Computing system technology has advanced at a remarkable pace recently, with each subsequent generation of computing system increasing in performance, functionality, and storage capacity, often at reduced cost. However, individual computing systems are still generally expensive and incapable of providing the raw computing power that is often required by modern requirements for computing power. One particular type of computing system architecture that generally fills this requirement is that of a parallel processing computing system. Each parallel processing computing system is often referred to as a “supercomputer.”
Generally, a parallel processing computing system comprises a plurality of computing cores and is configured with a distributed application. Some parallel processing computing systems, which may also be referred to as massively parallel processing computing systems, may have hundreds or thousands of individual computing cores, and provide supercomputer class performance. Each computing core is typically of modest computing power and generally includes one or more processing units. Each computing core may be incorporated into a dedicated processing node, or each computing core may be a computing system. The distributed application provides work for each computing core and is operable to control the workload of the parallel processing computing system. Generally speaking, the distributed application provides the parallel processing computing system with a workload that can be divided into a plurality of tasks. Each computing node is typically configured to process one task. However, each task is typically further divided into one or more execution contexts, where each computing core of each computing node is typically configured to process one execution context and therefore process, or perform, a specific function. Thus, the parallel processing architecture enables the parallel processing computing system to receive a workload, then configure the computing cores to cooperatively perform one or more tasks and/or configure computing cores to process one execution contexts such that the workload supplied by the distributed application is processed.

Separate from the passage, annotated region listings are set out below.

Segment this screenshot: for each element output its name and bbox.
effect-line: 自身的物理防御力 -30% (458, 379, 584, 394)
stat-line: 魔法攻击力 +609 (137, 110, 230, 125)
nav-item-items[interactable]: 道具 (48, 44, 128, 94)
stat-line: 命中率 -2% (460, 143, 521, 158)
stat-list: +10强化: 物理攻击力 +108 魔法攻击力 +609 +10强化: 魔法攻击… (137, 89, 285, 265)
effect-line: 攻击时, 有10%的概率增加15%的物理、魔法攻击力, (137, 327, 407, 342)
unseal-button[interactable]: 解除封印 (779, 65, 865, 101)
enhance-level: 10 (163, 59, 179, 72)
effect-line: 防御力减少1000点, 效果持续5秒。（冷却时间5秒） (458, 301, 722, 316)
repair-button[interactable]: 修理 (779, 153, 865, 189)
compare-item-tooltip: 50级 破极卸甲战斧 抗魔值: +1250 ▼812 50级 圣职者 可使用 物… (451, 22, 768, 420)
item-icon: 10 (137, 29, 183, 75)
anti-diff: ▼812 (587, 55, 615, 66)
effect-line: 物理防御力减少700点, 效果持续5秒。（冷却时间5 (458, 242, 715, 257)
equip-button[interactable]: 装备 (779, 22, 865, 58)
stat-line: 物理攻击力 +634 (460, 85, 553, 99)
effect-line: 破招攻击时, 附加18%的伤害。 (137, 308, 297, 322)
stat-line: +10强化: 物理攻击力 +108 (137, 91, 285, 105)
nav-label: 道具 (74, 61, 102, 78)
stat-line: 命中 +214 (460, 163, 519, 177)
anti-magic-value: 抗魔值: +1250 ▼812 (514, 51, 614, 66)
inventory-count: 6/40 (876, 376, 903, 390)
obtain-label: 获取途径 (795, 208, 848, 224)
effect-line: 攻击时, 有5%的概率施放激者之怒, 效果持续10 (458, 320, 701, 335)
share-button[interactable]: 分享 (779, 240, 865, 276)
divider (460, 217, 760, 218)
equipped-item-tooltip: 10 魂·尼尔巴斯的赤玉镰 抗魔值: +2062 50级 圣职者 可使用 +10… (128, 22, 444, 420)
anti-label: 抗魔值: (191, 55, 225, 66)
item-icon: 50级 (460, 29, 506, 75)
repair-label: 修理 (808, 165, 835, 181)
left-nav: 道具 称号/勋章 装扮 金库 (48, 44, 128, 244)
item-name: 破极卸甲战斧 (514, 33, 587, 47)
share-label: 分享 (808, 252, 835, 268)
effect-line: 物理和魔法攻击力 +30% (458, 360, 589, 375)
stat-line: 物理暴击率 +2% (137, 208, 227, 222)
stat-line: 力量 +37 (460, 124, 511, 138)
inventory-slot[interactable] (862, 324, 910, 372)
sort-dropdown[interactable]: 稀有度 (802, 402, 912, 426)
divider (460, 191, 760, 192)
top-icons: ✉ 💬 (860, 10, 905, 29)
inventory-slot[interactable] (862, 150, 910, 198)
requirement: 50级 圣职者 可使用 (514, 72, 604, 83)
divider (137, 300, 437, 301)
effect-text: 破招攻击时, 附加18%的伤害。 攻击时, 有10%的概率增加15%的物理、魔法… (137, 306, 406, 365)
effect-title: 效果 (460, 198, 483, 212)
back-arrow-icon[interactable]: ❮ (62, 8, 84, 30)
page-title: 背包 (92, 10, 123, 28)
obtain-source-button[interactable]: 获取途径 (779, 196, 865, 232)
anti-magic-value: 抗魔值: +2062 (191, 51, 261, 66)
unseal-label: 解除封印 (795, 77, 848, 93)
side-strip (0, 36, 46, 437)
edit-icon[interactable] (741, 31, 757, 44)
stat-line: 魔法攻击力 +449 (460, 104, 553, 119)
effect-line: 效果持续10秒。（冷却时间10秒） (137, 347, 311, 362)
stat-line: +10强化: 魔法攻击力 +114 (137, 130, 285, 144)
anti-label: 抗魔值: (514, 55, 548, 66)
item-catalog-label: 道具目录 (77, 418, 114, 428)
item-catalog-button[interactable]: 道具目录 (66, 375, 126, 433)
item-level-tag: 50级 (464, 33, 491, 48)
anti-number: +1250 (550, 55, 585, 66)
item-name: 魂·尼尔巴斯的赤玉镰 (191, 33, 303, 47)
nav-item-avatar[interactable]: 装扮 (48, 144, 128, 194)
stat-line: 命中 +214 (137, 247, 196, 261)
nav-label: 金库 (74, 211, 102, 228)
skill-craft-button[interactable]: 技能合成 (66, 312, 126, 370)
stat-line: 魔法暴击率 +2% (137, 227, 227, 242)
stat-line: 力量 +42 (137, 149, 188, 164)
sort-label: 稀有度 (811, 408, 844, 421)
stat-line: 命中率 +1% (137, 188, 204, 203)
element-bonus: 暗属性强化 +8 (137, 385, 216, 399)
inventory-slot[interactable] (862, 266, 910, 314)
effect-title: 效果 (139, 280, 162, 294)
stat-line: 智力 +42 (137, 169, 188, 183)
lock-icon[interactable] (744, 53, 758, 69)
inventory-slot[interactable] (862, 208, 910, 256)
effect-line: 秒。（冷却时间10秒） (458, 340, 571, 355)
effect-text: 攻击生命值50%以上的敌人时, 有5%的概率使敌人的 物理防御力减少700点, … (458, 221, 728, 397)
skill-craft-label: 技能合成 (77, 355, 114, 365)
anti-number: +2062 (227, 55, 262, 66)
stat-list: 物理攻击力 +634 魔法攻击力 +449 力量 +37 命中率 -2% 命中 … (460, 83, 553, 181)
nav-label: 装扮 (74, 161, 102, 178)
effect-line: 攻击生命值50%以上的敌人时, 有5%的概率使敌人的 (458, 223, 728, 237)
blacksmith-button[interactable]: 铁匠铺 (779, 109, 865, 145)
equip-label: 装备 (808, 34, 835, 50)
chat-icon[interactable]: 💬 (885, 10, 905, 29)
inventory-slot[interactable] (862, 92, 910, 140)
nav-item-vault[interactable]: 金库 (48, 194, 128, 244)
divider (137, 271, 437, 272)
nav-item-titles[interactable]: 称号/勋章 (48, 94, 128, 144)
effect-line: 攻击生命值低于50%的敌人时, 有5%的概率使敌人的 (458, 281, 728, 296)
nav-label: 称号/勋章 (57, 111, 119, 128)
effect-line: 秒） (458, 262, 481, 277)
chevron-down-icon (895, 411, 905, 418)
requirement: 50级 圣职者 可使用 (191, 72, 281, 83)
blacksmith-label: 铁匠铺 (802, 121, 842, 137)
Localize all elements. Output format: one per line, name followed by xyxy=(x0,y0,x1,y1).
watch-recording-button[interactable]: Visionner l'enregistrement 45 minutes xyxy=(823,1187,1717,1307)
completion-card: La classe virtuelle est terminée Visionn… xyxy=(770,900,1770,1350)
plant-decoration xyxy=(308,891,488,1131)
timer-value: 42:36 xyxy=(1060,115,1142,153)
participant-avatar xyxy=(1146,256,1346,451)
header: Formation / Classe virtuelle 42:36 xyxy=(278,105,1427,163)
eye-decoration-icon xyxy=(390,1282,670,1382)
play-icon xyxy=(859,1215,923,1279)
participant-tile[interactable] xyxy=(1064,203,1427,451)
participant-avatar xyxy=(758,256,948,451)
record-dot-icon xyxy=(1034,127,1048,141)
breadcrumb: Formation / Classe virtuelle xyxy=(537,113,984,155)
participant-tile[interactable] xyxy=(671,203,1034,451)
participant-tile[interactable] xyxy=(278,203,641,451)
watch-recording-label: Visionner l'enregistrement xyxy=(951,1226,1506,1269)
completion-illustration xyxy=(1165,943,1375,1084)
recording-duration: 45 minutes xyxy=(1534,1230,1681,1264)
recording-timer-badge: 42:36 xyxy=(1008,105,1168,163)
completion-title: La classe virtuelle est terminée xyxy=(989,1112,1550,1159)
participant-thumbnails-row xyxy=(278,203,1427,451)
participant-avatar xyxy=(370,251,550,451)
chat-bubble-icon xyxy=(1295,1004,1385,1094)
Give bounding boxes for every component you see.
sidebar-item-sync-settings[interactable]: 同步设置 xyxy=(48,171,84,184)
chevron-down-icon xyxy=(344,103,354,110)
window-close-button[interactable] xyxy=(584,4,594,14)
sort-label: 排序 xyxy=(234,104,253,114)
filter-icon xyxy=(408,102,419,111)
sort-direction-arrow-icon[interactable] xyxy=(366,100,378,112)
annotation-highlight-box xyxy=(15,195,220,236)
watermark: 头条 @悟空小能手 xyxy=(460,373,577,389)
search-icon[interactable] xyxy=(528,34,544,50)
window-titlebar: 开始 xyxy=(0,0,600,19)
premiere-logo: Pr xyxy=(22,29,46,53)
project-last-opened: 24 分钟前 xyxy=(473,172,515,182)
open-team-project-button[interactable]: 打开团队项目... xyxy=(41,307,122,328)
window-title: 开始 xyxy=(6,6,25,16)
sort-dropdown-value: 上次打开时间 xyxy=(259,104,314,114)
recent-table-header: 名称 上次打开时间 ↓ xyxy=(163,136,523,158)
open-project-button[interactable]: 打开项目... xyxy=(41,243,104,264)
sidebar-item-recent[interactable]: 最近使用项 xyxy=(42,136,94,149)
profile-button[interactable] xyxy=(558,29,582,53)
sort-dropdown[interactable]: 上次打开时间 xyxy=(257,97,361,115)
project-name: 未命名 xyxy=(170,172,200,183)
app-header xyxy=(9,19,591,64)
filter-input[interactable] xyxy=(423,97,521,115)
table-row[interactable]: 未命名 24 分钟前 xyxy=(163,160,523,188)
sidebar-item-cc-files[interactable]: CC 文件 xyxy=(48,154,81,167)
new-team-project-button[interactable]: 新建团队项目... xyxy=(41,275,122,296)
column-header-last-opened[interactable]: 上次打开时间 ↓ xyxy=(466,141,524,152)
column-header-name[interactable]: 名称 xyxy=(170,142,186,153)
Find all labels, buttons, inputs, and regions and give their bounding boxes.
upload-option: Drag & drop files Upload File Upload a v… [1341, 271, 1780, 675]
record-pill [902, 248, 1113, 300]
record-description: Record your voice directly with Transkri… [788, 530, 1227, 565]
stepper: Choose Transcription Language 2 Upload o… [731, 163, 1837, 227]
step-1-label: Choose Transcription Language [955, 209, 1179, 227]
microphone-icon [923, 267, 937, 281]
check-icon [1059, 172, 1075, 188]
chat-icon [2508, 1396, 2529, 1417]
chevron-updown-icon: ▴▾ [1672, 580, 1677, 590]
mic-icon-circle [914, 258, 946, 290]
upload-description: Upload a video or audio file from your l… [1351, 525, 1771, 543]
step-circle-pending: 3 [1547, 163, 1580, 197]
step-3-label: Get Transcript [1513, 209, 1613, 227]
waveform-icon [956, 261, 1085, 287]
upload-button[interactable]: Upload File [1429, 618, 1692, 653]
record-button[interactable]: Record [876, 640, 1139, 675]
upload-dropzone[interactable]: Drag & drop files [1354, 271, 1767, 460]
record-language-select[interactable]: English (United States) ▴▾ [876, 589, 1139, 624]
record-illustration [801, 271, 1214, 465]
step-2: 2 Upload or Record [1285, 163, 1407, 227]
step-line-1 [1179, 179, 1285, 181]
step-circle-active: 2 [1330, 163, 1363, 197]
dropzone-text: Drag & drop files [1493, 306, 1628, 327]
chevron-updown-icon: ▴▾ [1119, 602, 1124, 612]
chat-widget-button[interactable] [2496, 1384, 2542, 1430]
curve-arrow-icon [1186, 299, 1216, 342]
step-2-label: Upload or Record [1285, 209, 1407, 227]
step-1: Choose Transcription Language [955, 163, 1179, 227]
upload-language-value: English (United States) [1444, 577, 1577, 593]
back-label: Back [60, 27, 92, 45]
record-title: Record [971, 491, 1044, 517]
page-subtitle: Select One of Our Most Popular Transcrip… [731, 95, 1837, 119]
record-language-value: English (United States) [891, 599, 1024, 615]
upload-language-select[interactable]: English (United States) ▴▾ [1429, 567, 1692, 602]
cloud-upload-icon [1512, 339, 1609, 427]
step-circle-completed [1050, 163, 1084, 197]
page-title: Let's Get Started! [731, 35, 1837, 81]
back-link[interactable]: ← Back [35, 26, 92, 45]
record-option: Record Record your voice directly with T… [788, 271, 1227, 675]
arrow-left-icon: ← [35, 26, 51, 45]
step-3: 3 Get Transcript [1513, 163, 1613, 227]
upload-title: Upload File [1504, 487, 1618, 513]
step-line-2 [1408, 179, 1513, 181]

Parallel processing computing systems have found application in numerous different computing scenarios, particularly those requiring high performance and fault tolerance. For instance, airlines rely on parallel processing to process customer information, forecast demand, and decide what fares to charge. The medical community uses parallel processing computing systems to analyze magnetic resonance images and to study models of bone implant systems. As such, parallel processing computing systems typically perform most efficiently on work that contains several computations that can be performed at once, as opposed to work that must be performed serially. The overall performance of the parallel processing computing system is increased because multiple computing cores can handle a larger number of tasks in parallel than could a single computing system. Other advantages of some parallel processing systems include their scalable nature, their modular nature, and their improved level of redundancy.
When sharing resources among the computing cores, and particularly the execution contexts of computing cores, parallel processing computing systems of the prior art are typically limited by the Critical Section Problem. Generally speaking, the Critical Section Problem arises when multiple entities are competing for the same resource. When shared resources are manipulated, the entity manipulating the resource is within a “Critical Section” during which that time the entity, and only that entity, must be able to manipulate the data without interference. Interference from other entities would introduce inconsistency to, or otherwise corrupt, the resource. To provide consistency within a resource of a parallel processing computing system, the Critical Section Problem requires that only one execution context be provided access to the resource at any given time. In conventional parallel processing computing systems, the Critical Section is not merely “manipulation” of the resource, but rather “access” of the resource by an execution context, as the execution contexts often need to manipulate the resource just to access the resource.
For example, and in one general embodiment, the resource may be a block of data, and the conventional approach to the Critical Section Problem is to allow only one execution context to access or manipulate that block of data. As such, conventional parallel processing computing systems provide a “lock” on the resource to the first execution context that attempts to access the resource. Other execution contexts are prevented from even accessing the resource, although they may be granted a lock on a first-come-first-served basis.
However, by locking a resource, conventional parallel processing computing systems often break concurrency, and force execution contexts and computing cores to wait in line in a serial manner for access to the resource. As such, computing cores typically stall as they wait to lock the resource, defeating the advantages, and purpose, of implementing a parallel processing computing system entirely.
Consequently, there is a continuing need to access a resource in such a manner that execution contexts denied locks on the resource may continue processing in parallel and without breaking consistent access to the resource.